Kur'an ve Sünnette var olan gaybi değerleri bazı vasıtalarla açığa çıkarıp, Kur'an ve sünnetin mucizeliğini insanların nazarına izhar etmek en güzel ve hoş bir hizmettir. Zira Kur’an insanların yazdığı ruhsuz ve kışırlı sıradan bir kitap değildir. Allah’ın ezeli ve ebedi isimlerinden süzülüp gelen, her cümle ve kelimesi mucize ve öz olan İlahi bir kelamdır. Böyle olunca Kur’an bütün zaman ve mekanları içine alan ve o zaman ve mekanlara mesajı olan bir kitaptır. Kur’anı hakkı ile bilemeyen ve anlayamayan nadanlar, onu ve emir ve yasakları bildiren sıradan bir mecmua olarak görüyor.
Hadis Açısından Ebced ve Cifir İlmi
Hadis kaynaklarında tıpkı Kur’an'da olduğu gibi sarih ve zahir olarak itiraz edenleri susturacak derecede bir netlik ve açıklık yoktur. Ama meşruluğunu reddeden ve haramlılığına işaret eden en ufak bir emare de yoktur. Yani ebcet ve cifir ilmine mubah, hatta müstahsen nazarı ile bakabiliriz.

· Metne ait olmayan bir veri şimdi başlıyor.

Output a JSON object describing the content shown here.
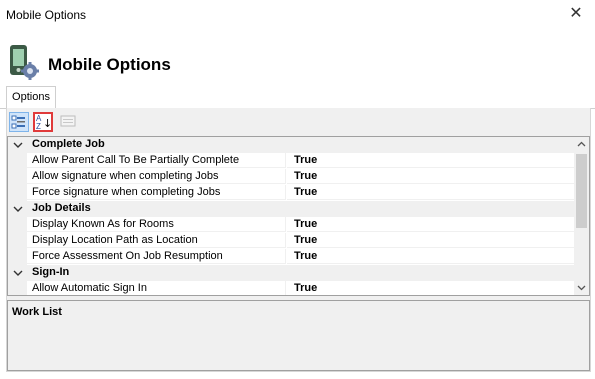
{
  "window": {
    "title": "Mobile Options",
    "close_glyph": "✕"
  },
  "header": {
    "title": "Mobile Options",
    "icon": "mobile-settings-icon"
  },
  "tabs": [
    {
      "label": "Options",
      "selected": true
    }
  ],
  "toolbar": {
    "buttons": [
      {
        "name": "categorized-view-icon",
        "selected": true
      },
      {
        "name": "alphabetical-sort-icon",
        "highlighted": true,
        "glyph_top": "A",
        "glyph_bottom": "Z",
        "glyph_arrow": "↓"
      },
      {
        "name": "property-pages-icon",
        "enabled": false
      }
    ]
  },
  "property_grid": {
    "categories": [
      {
        "label": "Complete Job",
        "items": [
          {
            "name": "Allow Parent Call To Be Partially Complete",
            "value": "True"
          },
          {
            "name": "Allow signature when completing Jobs",
            "value": "True"
          },
          {
            "name": "Force signature when completing Jobs",
            "value": "True"
          }
        ]
      },
      {
        "label": "Job Details",
        "items": [
          {
            "name": "Display Known As for Rooms",
            "value": "True"
          },
          {
            "name": "Display Location Path as Location",
            "value": "True"
          },
          {
            "name": "Force Assessment On Job Resumption",
            "value": "True"
          }
        ]
      },
      {
        "label": "Sign-In",
        "items": [
          {
            "name": "Allow Automatic Sign In",
            "value": "True"
          }
        ]
      }
    ]
  },
  "description": {
    "title": "Work List"
  },
  "colors": {
    "accent": "#7fb4ea",
    "highlight_border": "#e03a3a",
    "panel": "#f0f0f0"
  }
}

Kur’an’ın i’cazına olan hizmetinden dolayı müstahsen sınıfına girer. Zira çok evliya ve alimler bu ilim ile Kur’an’ın latif ve sırlı i’cazlarını gösterip ilan etmişler.
Hadis kaynaklarında ebcet ve cifir ilmine kaynak olacak ve meşruluğunu ilan edecek mahiyette hadisler vardır.Yine Abdulkadir BADILLI’NIN çalışmasından birkaç örnek üzerinde duralım:
Birinci Örnek: Ebcedi ve tefsirini öğreniniz! Veyl olsun câhil âlime!.. Elif, Allah ve İlellah'tır. Yahud Allah isminden bir harftir. "Ba" Allah'ın halk ve icadıdır. "Cim", Allah'ın behcetidir. "Dal" ise, Allah'ın dinidir. (Müsned-ül Firdevs, 2/43)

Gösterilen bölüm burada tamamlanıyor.